Using LinkedIn to Market Your Services

There are thousands of promotional products distributors with LinkedIn accounts. Most have built a network of connections which includes suppliers, clients, prospects and/or suspects, and longtime business associates outside of the industry. Many distributors also participate in industry Groups, which is useful for eavesdropping on the interests, ideas, and concerns of their peers and the industry as a whole.

If that describes your LinkedIn experience to date, you’re off to a solid start using this powerful marketing tool. But as Emeril Lagasse would say, it’s time to kick it up a notch.

Every day more and more people start using LinkedIn accounts. The longer you delay using LinkedIn’s tools -- especially the free ones -- the more challenging it will become to get your voice heard in this arena.

Here are a few ways to capitalize on LinkedIn you might not know about: 

Slideshare. This is a free App you download to your account. It enables you to visually showcase ideas by uploading PDFs and PowerPoint files. The sales sheets you already create (e.g., 10 Tips for Drawing Attendees to Your Tradeshow Booth, 9 Reasons to Buy Food Gifts From Us) are ideal to upload. So are PowerPoint presentations introducing your company. You can upload multiple documents to your Slideshare space, and rotate which document is seen on your profile page. After you start using Slideshare, move this section higher on your profile page so it gets more visibility.

Website Links. In the top section of every profile is a “Website” field for adding a link to your website. You can change the text on this link from “Website” to a more inviting description of the page (e.g., Creative Marketing Ideas). Even better? You can list two additional URLs! If one of your goals is to get LinkedIn connections to sign up for your email list, label the second website “Join Our Email List” and link to your email list signup form. If you want to promote that you specialize in company stores, link to your company store demo site (e.g., with text like “How to Set Up a Company Store”).

Non-Industry Groups. LinkedIn periodically sends emails to users to recommend Groups to join. The suggestions are based on your connections and profile specialties. But there are Groups for finance professionals, HR directors, safety professionals, you name it. Find and join Groups your customers and prospects have joined! Then participate in Discussions in these groups. These exchanges give you the opportunity to highlight your strengths and establish ties with potential prospects. Go where your competitors aren’t going!

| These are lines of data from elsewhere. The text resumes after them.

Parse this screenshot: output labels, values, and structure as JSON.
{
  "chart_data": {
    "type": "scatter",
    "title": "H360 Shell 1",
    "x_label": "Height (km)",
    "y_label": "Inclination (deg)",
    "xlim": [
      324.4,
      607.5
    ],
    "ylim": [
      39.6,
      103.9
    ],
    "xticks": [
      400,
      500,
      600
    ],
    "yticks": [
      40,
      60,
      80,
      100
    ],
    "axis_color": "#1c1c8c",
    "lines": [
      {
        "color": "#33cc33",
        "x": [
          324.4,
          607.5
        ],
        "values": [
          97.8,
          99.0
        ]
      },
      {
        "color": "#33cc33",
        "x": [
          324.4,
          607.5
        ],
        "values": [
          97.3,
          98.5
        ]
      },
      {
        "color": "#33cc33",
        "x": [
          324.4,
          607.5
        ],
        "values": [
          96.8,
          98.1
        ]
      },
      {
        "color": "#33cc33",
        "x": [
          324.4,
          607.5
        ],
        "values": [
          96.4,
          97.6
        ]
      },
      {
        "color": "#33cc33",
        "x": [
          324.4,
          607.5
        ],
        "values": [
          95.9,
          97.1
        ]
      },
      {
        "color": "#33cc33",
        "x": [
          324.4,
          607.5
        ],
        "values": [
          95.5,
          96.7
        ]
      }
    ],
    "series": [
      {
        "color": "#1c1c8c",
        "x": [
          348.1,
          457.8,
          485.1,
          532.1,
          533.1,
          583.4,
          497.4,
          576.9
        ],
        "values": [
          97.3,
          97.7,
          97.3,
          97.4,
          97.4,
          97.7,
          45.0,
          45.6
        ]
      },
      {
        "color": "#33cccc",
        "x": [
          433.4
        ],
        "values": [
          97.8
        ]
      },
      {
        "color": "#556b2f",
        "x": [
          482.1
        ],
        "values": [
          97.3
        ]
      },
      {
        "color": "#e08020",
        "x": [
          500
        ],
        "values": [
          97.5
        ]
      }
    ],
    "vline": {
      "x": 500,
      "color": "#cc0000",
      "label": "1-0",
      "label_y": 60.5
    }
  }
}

Segmenting Your Connections. If you focus on certain industries, you’ll want to add a tag (e.g., healthcare, banking) to each connection. You can then send messages with relevant content to connections with the same tag. You can only send 50 messages at a time, so if you have more than 50 connections in one field, create multiple tags for that field (e.g., healthcare1, healthcare2). As you build your connections, be sure to add new connections to your email contact list. To easily compare your LinkedIn connections list to your email contact list, you can export your LinkedIn connections list. (When you are viewing your list of connections within the Contacts tab, you’ll see a text link for “Export Connections” in the lower-right corner of you screen.)